Suddenly frightened but without knowing why, Barbara dropped her bag on the white counter and stooped to unstrap her high-heeled sandals.
“Mike, I’m home.” The house was silent, eerily so, and her heart began a crazy and uneven race. The living room was dark but a lone light shone from the flight of stairs.
She was on the fourth step when she heard it. The sound of a wardrobe slamming. “Michael.” She ran up the stairs, hitching up her skirt. The door to their room was wide open, the huge bed buried under an avalanche of clothes. On the floor was a huge suitcase.
Michael was pulling out clothes from the walk-in wardrobe, his face contorted in concentration.
“Michael, what’s the matter? Where are you going?”
He looked her way but seemed not to see her but through her. Then he shook his head and returned to his chore.
“What’s happening here?”
When he replied, his voice seemed to come from a faraway place, from within his very soul. “Going away, that’s what I’m doing.”
For a full minute, she stood statue-still, the words refusing to form on her lips.
“Eighteen long years, Barbara. That’s how long we’ve been married. I was barely twenty-three, you twenty-two.” His eyes turned dreamy, as he pulled them both into remembrance. “I wanted a little baby immediately, but you had to go to college. And after college, you wanted to take professional exams…”
She started to interrupt but he held up a hand to cut her off. “And after that, you had to start a career. And after that, you had to establish the career. Honey, it just dawned on me that you never meant to be a mother. And if there’s anything I desire more than life itself, it’s a child. One that we can call our own, one that we can love and give all the privileges we were denied as children.” A lone tear formed in his right eye.

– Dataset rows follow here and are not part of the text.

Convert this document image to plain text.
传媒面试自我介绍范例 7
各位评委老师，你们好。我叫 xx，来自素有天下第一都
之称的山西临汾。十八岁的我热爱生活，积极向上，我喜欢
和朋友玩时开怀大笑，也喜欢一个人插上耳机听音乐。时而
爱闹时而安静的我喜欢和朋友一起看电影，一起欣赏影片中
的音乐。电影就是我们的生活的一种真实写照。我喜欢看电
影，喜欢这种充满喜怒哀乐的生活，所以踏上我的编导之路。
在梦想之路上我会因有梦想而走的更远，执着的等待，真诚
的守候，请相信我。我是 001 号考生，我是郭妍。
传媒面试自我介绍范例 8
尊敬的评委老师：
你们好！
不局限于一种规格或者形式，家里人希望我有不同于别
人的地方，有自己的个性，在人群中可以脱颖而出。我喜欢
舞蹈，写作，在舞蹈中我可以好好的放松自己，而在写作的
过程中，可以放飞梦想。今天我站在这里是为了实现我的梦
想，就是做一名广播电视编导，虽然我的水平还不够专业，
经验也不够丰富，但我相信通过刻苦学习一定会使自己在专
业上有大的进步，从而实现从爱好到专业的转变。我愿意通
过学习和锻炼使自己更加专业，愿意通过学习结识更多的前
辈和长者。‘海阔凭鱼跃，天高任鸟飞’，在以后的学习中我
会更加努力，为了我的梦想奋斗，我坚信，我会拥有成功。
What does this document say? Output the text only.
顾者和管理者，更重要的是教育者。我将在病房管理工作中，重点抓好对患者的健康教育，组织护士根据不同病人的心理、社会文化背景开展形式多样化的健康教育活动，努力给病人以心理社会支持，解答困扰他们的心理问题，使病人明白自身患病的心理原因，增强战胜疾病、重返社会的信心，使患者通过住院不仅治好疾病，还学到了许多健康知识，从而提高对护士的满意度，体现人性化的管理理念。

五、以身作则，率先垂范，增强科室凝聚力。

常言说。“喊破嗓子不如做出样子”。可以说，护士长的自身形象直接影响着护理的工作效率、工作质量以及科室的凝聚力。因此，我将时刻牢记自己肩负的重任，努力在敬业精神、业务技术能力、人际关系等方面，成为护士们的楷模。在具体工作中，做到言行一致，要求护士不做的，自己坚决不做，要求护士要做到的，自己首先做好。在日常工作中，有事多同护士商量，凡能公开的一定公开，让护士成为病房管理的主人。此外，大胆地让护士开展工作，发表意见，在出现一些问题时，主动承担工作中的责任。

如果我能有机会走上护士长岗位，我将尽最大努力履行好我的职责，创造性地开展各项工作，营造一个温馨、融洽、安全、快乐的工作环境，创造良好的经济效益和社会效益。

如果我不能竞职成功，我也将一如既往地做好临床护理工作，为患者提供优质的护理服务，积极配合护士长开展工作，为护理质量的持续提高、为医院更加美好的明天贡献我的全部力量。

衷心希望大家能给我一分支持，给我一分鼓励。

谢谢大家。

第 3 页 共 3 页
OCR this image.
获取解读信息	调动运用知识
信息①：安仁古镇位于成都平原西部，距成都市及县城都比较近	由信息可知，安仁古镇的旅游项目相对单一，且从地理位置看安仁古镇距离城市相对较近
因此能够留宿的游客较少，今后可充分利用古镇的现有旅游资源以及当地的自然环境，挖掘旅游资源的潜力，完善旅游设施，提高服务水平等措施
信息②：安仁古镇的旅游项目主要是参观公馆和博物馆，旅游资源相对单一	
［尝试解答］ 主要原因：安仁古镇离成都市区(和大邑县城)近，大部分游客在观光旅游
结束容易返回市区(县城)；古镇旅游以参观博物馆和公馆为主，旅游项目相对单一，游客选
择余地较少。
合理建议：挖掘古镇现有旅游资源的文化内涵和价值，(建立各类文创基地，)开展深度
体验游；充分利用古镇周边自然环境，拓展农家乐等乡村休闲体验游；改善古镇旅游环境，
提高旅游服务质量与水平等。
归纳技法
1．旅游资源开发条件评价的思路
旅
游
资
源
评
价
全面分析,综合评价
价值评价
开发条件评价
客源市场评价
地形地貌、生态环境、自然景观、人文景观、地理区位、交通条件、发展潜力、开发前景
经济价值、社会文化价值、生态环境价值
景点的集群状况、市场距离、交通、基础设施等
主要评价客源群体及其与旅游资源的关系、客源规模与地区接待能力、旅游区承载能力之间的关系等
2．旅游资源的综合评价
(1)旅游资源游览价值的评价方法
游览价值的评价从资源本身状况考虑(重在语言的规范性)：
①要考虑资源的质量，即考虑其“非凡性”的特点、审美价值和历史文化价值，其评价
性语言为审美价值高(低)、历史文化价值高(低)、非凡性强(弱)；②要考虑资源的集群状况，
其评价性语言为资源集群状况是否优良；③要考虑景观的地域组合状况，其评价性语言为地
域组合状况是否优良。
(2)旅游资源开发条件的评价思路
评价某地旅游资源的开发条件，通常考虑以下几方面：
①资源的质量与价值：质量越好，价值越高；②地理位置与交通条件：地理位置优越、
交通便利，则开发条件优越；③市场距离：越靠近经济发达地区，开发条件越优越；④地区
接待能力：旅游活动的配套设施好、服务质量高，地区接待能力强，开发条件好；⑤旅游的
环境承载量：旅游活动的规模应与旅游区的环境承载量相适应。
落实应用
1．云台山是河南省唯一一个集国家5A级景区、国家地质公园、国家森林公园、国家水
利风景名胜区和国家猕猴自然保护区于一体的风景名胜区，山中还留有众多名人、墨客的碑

She struggled to rise from the cobwebby depths to which she had fallen. “But Michael…”
“Forget it. You’d only give more excuses why we should wait. But we’re no longer kids. I’m forty-one, and some men my age are already granddads. I can’t take it anymore.”
A wall of grief sprang up from her stomach, rising to her chest, constricting, cutting off the words she should speak, the pleading she should do. She stood there, arms stiffly at her sides, the tears cascading from her eyes.
She stood there, watched as Michael finished packing, watched as he lugged the suitcase out of the room, and listened as his car purred to life outside.
Then she sank to the floor, still not speaking, but weeping like a dam damaged and untended.